Tucked away in France’s lush Loire Valley, the Château de Chenonceau reaches over the shimmering waters of the River Cher. Also known as the “Le Château des Dames”, it owes its unique architecture and reputation to a series of influential proprietresses. In the mid-sixteenth century, Henry II’s mistress Diane de Poitiers had the bridge built over the river. His jilted wife, Catherine de’ Medici, added the gallery on top, after Henry’s death from a jousting injury allowed her to kick out her rival. The effect of the whole is enchanting, with the charming château’s white stone walls and towers reflected in the river below.

#2: Edinburgh Castle, Scotland

Brooding over Edinburgh’s Old Town, the oft-besieged stronghold rests on a volcanic outcrop of black rock. In some form or another, the foreboding fortress has guarded the city for the better part of a millenia, and played a key role in the Scottish Wars of Independence. Much of the current castle was built in the sixteenth century, after being damaged during the Marian civil war. Nowadays, museums occupy the interior, while on the battlements, the One O’Clock Gun is fired at 1pm, Monday to Saturday except on Good Friday and Christmas.

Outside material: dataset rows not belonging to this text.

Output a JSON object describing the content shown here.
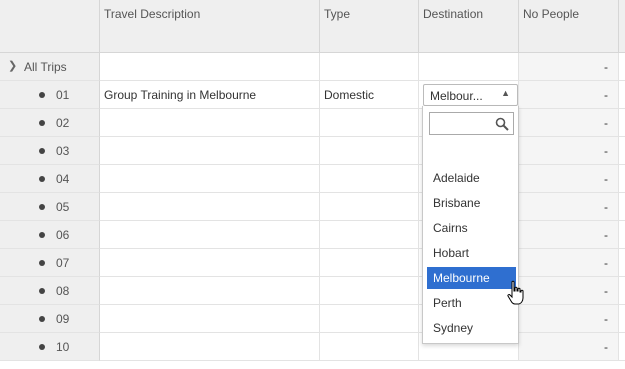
{
  "columns": [
    "Travel Description",
    "Type",
    "Destination",
    "No People"
  ],
  "group_row": {
    "label": "All Trips",
    "value": "-"
  },
  "rows": [
    {
      "num": "01",
      "description": "Group Training in Melbourne",
      "type": "Domestic",
      "people": "-"
    },
    {
      "num": "02",
      "description": "",
      "type": "",
      "people": "-"
    },
    {
      "num": "03",
      "description": "",
      "type": "",
      "people": "-"
    },
    {
      "num": "04",
      "description": "",
      "type": "",
      "people": "-"
    },
    {
      "num": "05",
      "description": "",
      "type": "",
      "people": "-"
    },
    {
      "num": "06",
      "description": "",
      "type": "",
      "people": "-"
    },
    {
      "num": "07",
      "description": "",
      "type": "",
      "people": "-"
    },
    {
      "num": "08",
      "description": "",
      "type": "",
      "people": "-"
    },
    {
      "num": "09",
      "description": "",
      "type": "",
      "people": "-"
    },
    {
      "num": "10",
      "description": "",
      "type": "",
      "people": "-"
    }
  ],
  "destination_select": {
    "value": "Melbour...",
    "search_value": "",
    "options": [
      "Adelaide",
      "Brisbane",
      "Cairns",
      "Hobart",
      "Melbourne",
      "Perth",
      "Sydney"
    ],
    "selected": "Melbourne"
  },
  "colors": {
    "header_bg": "#efefef",
    "selected": "#2f6fd0"
  },
  "icons": {
    "expand": "chevron-right-icon",
    "search": "search-icon",
    "row": "dot-icon",
    "select": "caret-up-icon",
    "cursor": "hand-cursor-icon"
  }
}
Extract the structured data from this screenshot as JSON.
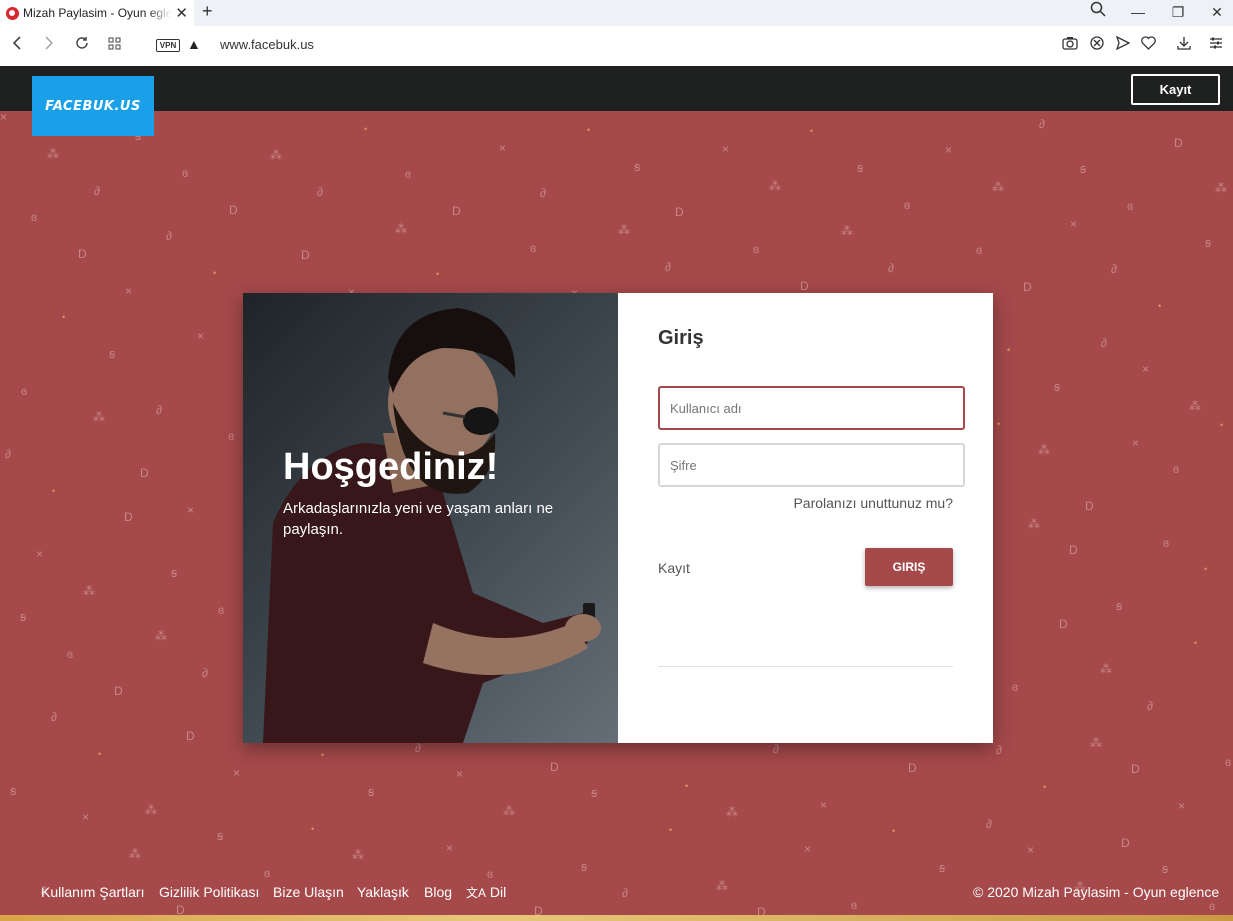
{
  "browser": {
    "tab_title": "Mizah Paylasim - Oyun eglence",
    "url": "www.facebuk.us",
    "vpn_label": "VPN"
  },
  "header": {
    "logo_text": "FACEBUK.US",
    "register_button": "Kayıt"
  },
  "welcome": {
    "title": "Hoşgediniz!",
    "subtitle": "Arkadaşlarınızla yeni ve yaşam anları ne paylaşın."
  },
  "login": {
    "title": "Giriş",
    "username_placeholder": "Kullanıcı adı",
    "password_placeholder": "Şifre",
    "forgot_password": "Parolanızı unuttunuz mu?",
    "register_link": "Kayıt",
    "submit_button": "GIRIŞ"
  },
  "footer": {
    "links": [
      "Kullanım Şartları",
      "Gizlilik Politikası",
      "Bize Ulaşın",
      "Yaklaşık",
      "Blog",
      "Dil"
    ],
    "copyright": "© 2020 Mizah Paylasim - Oyun eglence"
  },
  "colors": {
    "background": "#a5494b",
    "header": "#1f2020",
    "logo": "#1aa0e8",
    "accent": "#a5494b"
  }
}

#1: Schloss Neuschwanstein, Germany

Fanciful and majestic, King Ludwig II’s anachronistic medieval castle is a fervent homage to Germanic mythology and the operas of the ruler’s idol Richard Wagner. When his kingdom became part of the newly formed German Empire in 1871, Ludwig withdrew from public life, and poured his passions and fortune into the construction of elaborate Revivalist castles. Romanesque Castle Neuschwanstein, whose name means “New Swanstone Castle,” is the jewel in the crown, boasting dramatic, soaring towers without, and masterful murals and frescoes, depicting mythological scenes, within. It’s the ultimate fairytale fortress, an enduring love letter to a lost age.